Sonny was anxious for Duane to leave. It was the most embarrassing thing that had ever happened to him, and the truth was even more embarrassing than what was obvious. Before calling Duane he had wandered around the parking lot for fifteen minutes, looking for the ‘46 Chevy pickup he thought he was driving. He had driven such a pickup in high school, but it had fallen apart soon after he graduated; since then he had mostly driven Plymouths.

The most frightening part about his lapse was that his mind had made everything old. There was hardly a vehicle in the parking lot earlier than 1980; but he had wandered among them seeing cars and pickups from the fifties.

And yet, when he called the police, he had given them his current license plate number correctly.

It was as if the door of the barbecue joint—it was called the Dripping Rib—had opened into a former time. By stepping through it he had stepped back into the fifties for several minutes.

For the next few weeks he was careful to take a hard look at his car before going into a restaurant. He didn’t want to step through that door again, and he began to avoid the Dripping Rib, although he had eaten there for fifteen years and was friends with all the help.

That night, back home, Duane and Karla discussed the incident at length.

“He could be on mood drugs,” Karla said. “His psychiatrist might have given them to him.”

“Sonny don’t have moods,” Duane said.

“Everybody has moods,” Karla said.

“Sonny don’t,” Duane insisted. “He’s had the same mood all his life.”

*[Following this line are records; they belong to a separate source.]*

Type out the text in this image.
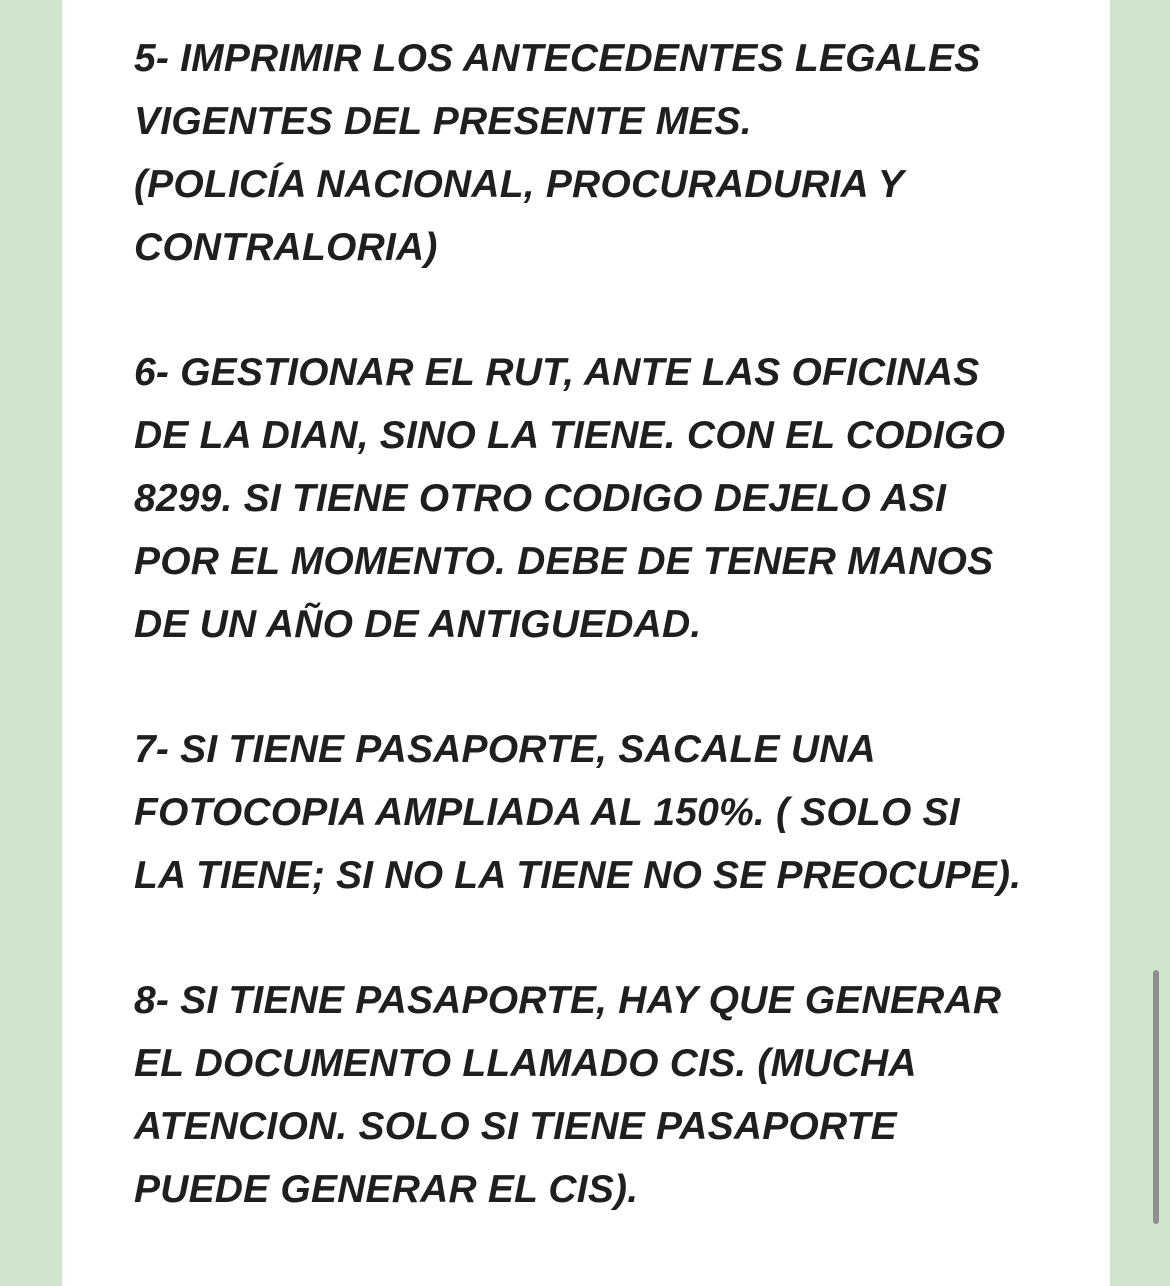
5- IMPRIMIR LOS ANTECEDENTES LEGALES
VIGENTES DEL PRESENTE MES.
(POLICÍA NACIONAL, PROCURADURIA Y
CONTRALORIA)
6- GESTIONAR EL RUT, ANTE LAS OFICINAS
DE LA DIAN, SINO LA TIENE. CON EL CODIGO
8299. SI TIENE OTRO CODIGO DEJELO ASI
POR EL MOMENTO. DEBE DE TENER MANOS
DE UN AÑO DE ANTIGUEDAD.
7- SI TIENE PASAPORTE, SACALE UNA
FOTOCOPIA AMPLIADA AL 150%. ( SOLO SI
LA TIENE; SI NO LA TIENE NO SE PREOCUPE).
8- SI TIENE PASAPORTE, HAY QUE GENERAR
EL DOCUMENTO LLAMADO CIS. (MUCHA
ATENCION. SOLO SI TIENE PASAPORTE
PUEDE GENERAR EL CIS).
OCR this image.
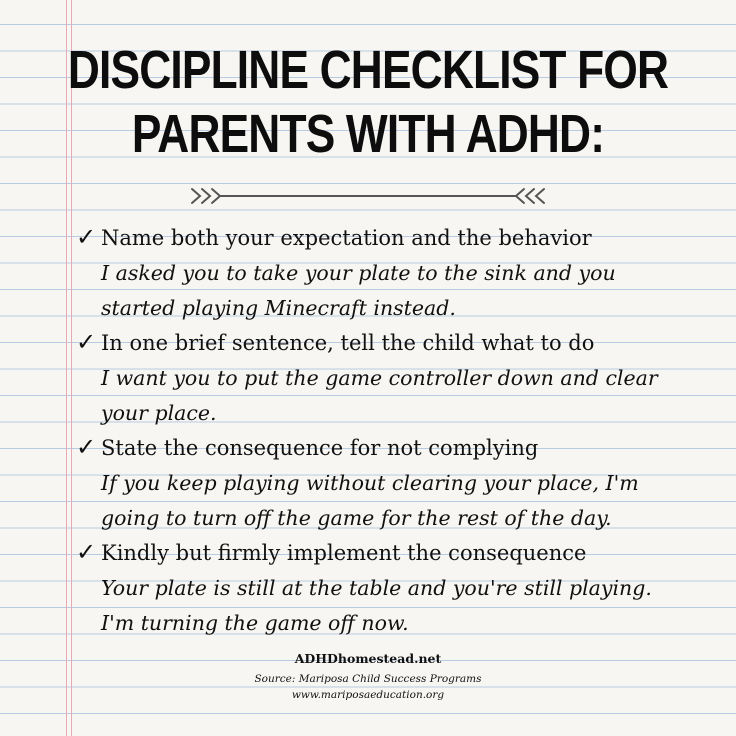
DISCIPLINE CHECKLIST FOR
PARENTS WITH ADHD:
✓ Name both your expectation and the behavior
I asked you to take your plate to the sink and you started playing Minecraft instead.
✓ In one brief sentence, tell the child what to do
I want you to put the game controller down and clear your place.
✓ State the consequence for not complying
If you keep playing without clearing your place, I'm going to turn off the game for the rest of the day.
✓ Kindly but firmly implement the consequence
Your plate is still at the table and you're still playing. I'm turning the game off now.
ADHDhomestead.net
Source: Mariposa Child Success Programs
www.mariposaeducation.org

“He must have had a mood that day you had the fight over Jacy,” Karla said.

“No, I had that mood,” Duane said. “Sonny just defended himself. He did a poor job of it, too.”

“I wish I’d lived here then,” Karla said. “I’d like to know what was so good about her.”

“We were in high school,” Duane pointed out. “There doesn’t have to be anything so good about somebody to make you jealous when you’re in high school. Look at Dickie. He bought a machine gun just because some old boyfriend sent Billie Anne flowers for her birthday.”

“He’s still dying to massacre somebody, too,” Karla said. “Maybe Sonny’s on pills. His father was a pillhead.”

“Anything’s possible,” Duane said, though he didn’t think Sonny was on pills.

“If you two were both in love with her, why did Jacy go to Italy in the first place?” Karla asked. The events of Duane’s high school years interested her a lot.

“I think she just went with some of her sorority sisters from SMU,” Duane said. “I guess she must have liked it.”

“They just let her be in Tarzan movies,” Karla said.

At times she became obsessed with Jacy Farrow, her unseen rival. About all that anyone in Thalia knew about Jacy’s movie career was that she had gained fame playing a character called Jungla in a series of Italian movies. She wore a leopardskin bikini and swung through the trees—or so Bobby Lee said. He had seen one of her movies on late night TV in a motel in Texarkana, while returning home with a load of pipe. No one else in Thalia had ever seen one.